I left Carter standing there and walked away without looking back. I didn’t allow myself to think of Owen somewhere in the crowd. If I did, I knew I’d picture the disappointment on his face. Or worse, pity.
I shoved the wooden door shut with my shoulder and, for once, the smallness of the room didn’t bother me. Not if it meant the solitude I needed to compose myself.
It was the smell that alerted me. Acrid and sweet, like metal. It permeated the small space and seeped through my nostrils, down my throat, until I tasted it over the dust that coated my tongue. My head came up, my eyes scanning.
The room was empty. Nothing but wood walls and a dirt floor.

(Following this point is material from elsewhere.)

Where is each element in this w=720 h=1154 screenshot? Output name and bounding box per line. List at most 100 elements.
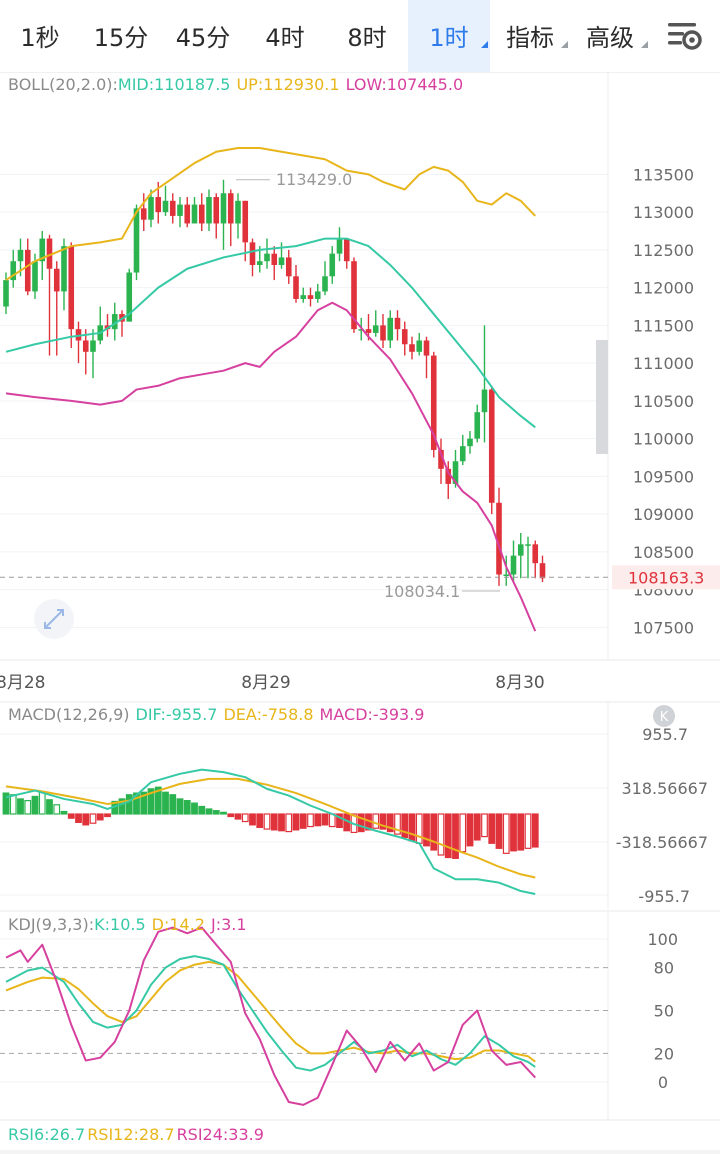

Something wet fell onto my nose. I shook it off, startled, and looked up. A dagger hung upside down from the wood-planked ceiling, its tip buried deep in the splintered bark. Something wet and dripping clung to the knife blade, impaled by it. I cocked my head to the side, staring, trying to understand. Another drop fell. It hit the dust floor, two inches from my foot. I jerked back and stared. My nose twitched as my brain finally identified the scent. I’d only been this close to it one other time. The day I’d hunted in the woods. With Regan.
Blood.
I backed into the corner of the room, shifting back to my wolf before I’d even realized it. My eyes had gone wide and the fear in me, the human-like terror, warred with the wolf’s anger and confusion. Unable to open the door with my paws, I huddled into the far corner. I couldn’t move. I couldn’t scream. I opened my mouth. The sound that came out was a howl.